Kaziranga got its first floating anti-poaching camp to save animals. The small anti poaching vessel has night stay arrangement, cooking facility and lavatory in it for four forest guards at a time. It can also shift small vehicles during emergency.
THE POACHERS would fear to take the river route to move in or out of Kaziranga National Park (KNP), the famous wildlife habitation of Asian one horned rhinos and elephants. Kaziranga got its first floating anti-poaching camp from the Rhino Foundation for Nature, for its protection.
“Now the river tract of the KNP will be guarded by a floating anti-poaching camp on the Brahmaputra, the sixth addition of the park, to protect the animals from any untoward incident,” said Dr. Anowaruddin Choudhury, chief executive (honourary) of the Rhino foundation for Nature.
For the floating anti poaching camp, the small vessel was prepared with support from US Fish & Wildlife Service under its Asian Elephant Conservation Fund. It also got a small support from Asian Rhino Project of Australia, which has donated a generator set for use in the vessel. Despite best possible protection of animals in the KNP, rhinos and elephants face the constant pressure from the poachers, who use the river route to enter the park. And the continuous monitoring form the ship based camp on the Brahmaputra, will always alert and support the forest guards to fight against the poachers. The small anti poaching vessel has night stay arrangement, cooking facility and lavatory in it for four forest guards at a time. It can also shift small vehicles during emergency in low water level. “This vessel will support quite a lot in protecting of our heritage park,” says Assam forest minister Rockybul Hussain, after releasing the ship on the Brahmaputra to Kaziranga. The vessel was made by Assam’s famous ship builder group, P. Das & Company at their Shadilapur based workshop on the bank of Brahmaputra in Guwahati. “We made it within a short notice.

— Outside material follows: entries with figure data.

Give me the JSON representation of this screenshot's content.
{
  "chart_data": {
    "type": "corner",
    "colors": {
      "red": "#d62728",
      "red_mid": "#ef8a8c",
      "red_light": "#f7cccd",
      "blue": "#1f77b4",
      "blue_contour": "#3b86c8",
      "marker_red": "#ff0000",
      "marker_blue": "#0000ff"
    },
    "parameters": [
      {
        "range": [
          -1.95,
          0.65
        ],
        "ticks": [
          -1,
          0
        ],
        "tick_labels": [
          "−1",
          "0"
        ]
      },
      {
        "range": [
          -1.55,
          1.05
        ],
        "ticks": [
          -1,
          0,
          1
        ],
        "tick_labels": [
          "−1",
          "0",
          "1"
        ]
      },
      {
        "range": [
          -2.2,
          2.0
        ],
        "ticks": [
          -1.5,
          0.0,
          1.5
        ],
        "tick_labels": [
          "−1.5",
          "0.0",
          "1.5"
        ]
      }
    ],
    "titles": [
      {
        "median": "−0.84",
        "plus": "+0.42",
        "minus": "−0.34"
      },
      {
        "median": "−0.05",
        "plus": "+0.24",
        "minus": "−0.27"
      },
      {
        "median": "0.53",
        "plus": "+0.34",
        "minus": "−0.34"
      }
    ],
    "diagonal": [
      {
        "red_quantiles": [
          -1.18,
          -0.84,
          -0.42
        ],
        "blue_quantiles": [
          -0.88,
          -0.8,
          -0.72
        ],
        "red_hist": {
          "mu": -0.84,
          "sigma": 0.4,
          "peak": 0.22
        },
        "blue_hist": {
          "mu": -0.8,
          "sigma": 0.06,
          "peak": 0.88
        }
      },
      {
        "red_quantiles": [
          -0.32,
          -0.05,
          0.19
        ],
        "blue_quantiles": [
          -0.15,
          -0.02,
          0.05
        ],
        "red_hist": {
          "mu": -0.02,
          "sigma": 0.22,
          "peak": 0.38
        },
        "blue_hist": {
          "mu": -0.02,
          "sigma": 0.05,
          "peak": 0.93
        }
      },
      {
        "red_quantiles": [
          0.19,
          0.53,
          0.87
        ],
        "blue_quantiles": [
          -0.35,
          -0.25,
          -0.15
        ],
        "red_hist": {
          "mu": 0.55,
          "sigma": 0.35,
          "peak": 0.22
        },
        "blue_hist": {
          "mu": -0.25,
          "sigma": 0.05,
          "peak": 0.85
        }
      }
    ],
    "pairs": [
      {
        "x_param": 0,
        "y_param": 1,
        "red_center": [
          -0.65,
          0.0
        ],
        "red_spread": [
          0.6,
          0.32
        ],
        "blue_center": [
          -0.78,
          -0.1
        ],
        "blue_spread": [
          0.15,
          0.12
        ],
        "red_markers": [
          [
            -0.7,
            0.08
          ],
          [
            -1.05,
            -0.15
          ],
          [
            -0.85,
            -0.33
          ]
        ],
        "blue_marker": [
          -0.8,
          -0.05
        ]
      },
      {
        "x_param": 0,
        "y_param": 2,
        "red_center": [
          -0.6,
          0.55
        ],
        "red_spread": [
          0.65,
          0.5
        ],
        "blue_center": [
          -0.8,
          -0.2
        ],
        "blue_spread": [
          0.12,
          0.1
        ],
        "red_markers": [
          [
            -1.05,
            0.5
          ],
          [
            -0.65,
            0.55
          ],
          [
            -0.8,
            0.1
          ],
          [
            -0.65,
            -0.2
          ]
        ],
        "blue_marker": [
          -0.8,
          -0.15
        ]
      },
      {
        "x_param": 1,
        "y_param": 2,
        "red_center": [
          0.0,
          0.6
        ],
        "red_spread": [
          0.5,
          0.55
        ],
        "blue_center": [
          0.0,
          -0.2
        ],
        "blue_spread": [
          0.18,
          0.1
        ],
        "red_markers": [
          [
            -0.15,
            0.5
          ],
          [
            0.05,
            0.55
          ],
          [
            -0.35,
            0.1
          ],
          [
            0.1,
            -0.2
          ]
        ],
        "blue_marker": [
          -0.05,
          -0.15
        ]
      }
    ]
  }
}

And for a greater cause we build it for the Rhino Foundation, not on a commercial profit margin,” said one of the senior officials of the ship building company. “We are also building another ship of this kind for wildlife conservation,” informed Chiron Kumar Das, one of the owners of the company. The small function on Brahmaputra bank was attended by different heads of the NGOs active in wildlife conservation along with the senior officials of Assam forest department including M C Malakar, chief wildlife warden of Assam. The now ‘fixed salaried’ marginal income earning forest guards, who had no sound support to protect the KNP other than a heartfelt feeling to keep it protected from the poachers, will hopefully be happy to work with this anti-poaching vessel, to closely monitor the animals and save these to protect the national heritage site of India.